You can see very well that there is no general problem with this roof. The insulation and ventilation to the right seems to be perfect it's just a few spots in the center and to the left. These problems can be fixed by checking the attic in those areas.
Often it is just a matter of repairing the vapor barrier with a special permanent tape that sticks well to polyethylene.
Such a "heat loss picture" is very helpful because it shows the exact location of the problem.
Heat loss pattern for the house with the long icicles.
How about putting a membrane under the roof shingles?
A strong foil such as "grace ice and water shield" or "resisto waterproofing membrane" is always
an extra protection and it is a good idea but the foils come in roles of a fixed width.
Water can eventually get behind the foil. Remember as well that
all the nails holding the shingles will go through the foil and
damage it a bit. Those special foils have some kind of asphalt glue
on the underside and it will seal the area around nails but
after a number of years the glue will get brittle.
It is always good to
fix the root cause of the problem. Remove the cause of the ice dam
and use "grace ice and water shield/resisto waterproofing membrane" in addition.
Air seal before you insulate
Here is a nice video that explains the problem very well:
https://www.youtube.com/watch?v=fB6CbJsb1FM, Attic Insulation Done Wrong... and How to Do It Right!
The house in the video does not have a plastic foil on the attic floor. Most modern houses will have a plastic foil
below the rafters on the attic floor and that is what stops the draft from the house into the attic. In the video they
seal all the gaps but don't add a plastic foil because that foil would have to go below the rafters of the attic floor and it is not possible to retrofit it. If you have a plastic foil in your house then make sure it is continuous and has no holes (fix holes with tape). If there is no plastic foil then seal all the gaps as shown in the video.

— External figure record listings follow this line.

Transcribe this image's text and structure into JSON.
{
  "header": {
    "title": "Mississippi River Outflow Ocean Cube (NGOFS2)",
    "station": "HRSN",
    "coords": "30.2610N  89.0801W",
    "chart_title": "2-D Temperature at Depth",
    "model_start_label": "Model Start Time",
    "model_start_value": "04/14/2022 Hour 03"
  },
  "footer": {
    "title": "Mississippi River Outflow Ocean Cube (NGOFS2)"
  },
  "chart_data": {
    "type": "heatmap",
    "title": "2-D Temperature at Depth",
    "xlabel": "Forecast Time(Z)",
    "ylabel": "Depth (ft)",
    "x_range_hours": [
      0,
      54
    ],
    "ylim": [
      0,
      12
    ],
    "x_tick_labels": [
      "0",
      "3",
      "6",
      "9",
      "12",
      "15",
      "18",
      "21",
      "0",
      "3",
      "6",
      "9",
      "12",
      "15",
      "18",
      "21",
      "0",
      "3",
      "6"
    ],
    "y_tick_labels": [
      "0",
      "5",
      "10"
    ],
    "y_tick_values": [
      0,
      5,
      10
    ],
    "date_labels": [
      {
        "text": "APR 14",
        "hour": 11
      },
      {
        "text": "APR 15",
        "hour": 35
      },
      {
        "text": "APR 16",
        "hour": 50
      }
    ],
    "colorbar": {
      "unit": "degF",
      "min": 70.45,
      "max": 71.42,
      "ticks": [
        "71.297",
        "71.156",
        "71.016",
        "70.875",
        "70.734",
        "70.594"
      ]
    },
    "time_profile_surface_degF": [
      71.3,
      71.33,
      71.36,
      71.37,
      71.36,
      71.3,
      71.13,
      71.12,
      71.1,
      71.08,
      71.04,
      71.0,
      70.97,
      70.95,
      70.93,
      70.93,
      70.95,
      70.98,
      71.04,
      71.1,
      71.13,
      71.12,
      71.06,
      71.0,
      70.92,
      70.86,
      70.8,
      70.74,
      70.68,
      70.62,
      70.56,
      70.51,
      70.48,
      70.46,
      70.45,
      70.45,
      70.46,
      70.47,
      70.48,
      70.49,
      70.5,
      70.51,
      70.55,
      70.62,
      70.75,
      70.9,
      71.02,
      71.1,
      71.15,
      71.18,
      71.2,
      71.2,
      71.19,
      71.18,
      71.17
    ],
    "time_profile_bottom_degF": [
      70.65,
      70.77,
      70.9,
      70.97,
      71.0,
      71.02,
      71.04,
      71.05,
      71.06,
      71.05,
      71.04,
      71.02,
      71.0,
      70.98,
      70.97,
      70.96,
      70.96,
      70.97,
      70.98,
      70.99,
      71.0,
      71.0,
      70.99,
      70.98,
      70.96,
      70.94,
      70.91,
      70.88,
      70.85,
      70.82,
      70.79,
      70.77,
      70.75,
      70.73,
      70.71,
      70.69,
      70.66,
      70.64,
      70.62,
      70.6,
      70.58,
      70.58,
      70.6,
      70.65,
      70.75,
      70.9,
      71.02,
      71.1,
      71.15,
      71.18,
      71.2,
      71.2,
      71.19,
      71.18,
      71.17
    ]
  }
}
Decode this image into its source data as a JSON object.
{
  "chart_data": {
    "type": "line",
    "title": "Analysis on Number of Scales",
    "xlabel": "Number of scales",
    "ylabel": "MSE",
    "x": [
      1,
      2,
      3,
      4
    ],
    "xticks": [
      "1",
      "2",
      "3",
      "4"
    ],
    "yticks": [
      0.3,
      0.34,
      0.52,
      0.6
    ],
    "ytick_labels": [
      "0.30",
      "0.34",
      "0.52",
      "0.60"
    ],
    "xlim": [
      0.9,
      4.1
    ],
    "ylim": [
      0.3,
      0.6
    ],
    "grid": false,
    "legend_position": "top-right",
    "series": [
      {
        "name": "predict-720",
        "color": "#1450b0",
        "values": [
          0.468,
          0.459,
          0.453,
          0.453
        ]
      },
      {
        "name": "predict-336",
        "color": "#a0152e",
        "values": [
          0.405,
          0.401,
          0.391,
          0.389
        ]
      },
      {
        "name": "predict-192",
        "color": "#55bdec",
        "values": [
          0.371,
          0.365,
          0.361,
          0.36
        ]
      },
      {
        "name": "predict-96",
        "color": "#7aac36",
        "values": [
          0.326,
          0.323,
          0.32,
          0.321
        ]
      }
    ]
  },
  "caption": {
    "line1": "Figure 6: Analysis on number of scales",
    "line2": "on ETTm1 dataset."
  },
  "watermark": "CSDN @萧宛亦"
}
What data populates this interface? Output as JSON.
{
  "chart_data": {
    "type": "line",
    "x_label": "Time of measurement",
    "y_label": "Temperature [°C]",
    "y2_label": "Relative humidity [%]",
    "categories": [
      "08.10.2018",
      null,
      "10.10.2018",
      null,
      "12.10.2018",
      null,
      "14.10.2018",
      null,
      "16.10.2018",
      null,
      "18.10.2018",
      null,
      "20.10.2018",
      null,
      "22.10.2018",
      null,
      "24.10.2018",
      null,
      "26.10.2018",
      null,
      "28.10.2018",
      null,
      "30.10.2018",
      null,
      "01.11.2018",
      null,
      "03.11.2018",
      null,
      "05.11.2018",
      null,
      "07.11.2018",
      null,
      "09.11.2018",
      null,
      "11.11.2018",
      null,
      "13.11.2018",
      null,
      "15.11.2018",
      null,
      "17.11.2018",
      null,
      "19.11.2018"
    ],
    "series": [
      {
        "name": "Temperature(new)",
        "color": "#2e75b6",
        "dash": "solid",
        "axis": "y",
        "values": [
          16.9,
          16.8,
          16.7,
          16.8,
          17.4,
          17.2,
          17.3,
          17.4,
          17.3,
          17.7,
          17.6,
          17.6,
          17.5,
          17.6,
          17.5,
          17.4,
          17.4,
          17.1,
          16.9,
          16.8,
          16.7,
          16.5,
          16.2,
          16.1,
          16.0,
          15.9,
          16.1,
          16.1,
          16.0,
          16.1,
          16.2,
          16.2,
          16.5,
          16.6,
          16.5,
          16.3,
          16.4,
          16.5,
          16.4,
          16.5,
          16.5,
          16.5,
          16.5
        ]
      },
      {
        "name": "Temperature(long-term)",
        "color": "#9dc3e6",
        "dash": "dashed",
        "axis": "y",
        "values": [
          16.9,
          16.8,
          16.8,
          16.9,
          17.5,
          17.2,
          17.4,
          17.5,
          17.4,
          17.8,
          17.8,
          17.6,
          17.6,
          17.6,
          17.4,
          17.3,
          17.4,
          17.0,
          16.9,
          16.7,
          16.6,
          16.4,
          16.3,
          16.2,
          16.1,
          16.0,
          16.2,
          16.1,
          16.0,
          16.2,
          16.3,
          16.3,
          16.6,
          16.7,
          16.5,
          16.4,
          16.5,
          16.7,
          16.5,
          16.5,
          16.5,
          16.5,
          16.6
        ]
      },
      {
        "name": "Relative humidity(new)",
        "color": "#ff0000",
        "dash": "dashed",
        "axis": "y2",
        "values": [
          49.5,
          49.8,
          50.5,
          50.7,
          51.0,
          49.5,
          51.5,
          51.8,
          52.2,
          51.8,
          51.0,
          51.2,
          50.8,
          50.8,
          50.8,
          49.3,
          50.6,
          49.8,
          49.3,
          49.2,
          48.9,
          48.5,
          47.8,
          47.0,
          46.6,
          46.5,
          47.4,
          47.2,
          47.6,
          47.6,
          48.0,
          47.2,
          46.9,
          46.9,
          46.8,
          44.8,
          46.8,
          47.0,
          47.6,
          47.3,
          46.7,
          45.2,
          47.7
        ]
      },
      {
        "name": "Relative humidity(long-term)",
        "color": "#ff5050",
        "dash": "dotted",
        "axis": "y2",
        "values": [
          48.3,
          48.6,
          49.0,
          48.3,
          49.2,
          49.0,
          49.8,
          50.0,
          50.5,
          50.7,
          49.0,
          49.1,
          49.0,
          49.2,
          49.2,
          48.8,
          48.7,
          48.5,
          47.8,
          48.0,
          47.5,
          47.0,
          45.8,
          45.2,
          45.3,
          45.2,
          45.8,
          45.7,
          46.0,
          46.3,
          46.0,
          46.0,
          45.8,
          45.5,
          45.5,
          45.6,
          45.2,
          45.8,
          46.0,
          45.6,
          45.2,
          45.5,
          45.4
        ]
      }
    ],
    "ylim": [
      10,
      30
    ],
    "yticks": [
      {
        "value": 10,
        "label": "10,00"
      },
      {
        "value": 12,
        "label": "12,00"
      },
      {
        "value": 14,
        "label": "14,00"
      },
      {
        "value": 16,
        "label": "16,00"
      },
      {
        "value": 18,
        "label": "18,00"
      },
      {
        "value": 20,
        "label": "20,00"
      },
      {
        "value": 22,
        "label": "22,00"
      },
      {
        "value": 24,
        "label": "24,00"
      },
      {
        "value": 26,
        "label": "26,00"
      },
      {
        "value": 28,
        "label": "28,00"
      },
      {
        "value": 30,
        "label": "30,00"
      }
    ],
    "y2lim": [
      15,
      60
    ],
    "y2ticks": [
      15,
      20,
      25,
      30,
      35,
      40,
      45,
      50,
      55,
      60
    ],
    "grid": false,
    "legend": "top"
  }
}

It is a good idea to take a picture of the snow melt pattern on your roof. You get the most visible pattern in the fall or in spring when there is only about 1 inch of snow on the roof. If your roof has only certain spots with with heat leaks then you don't have to take out all the insulation in the entire attic. You can take that photo of the snow melt pattern to guide you to the areas where you have to do the air sealing.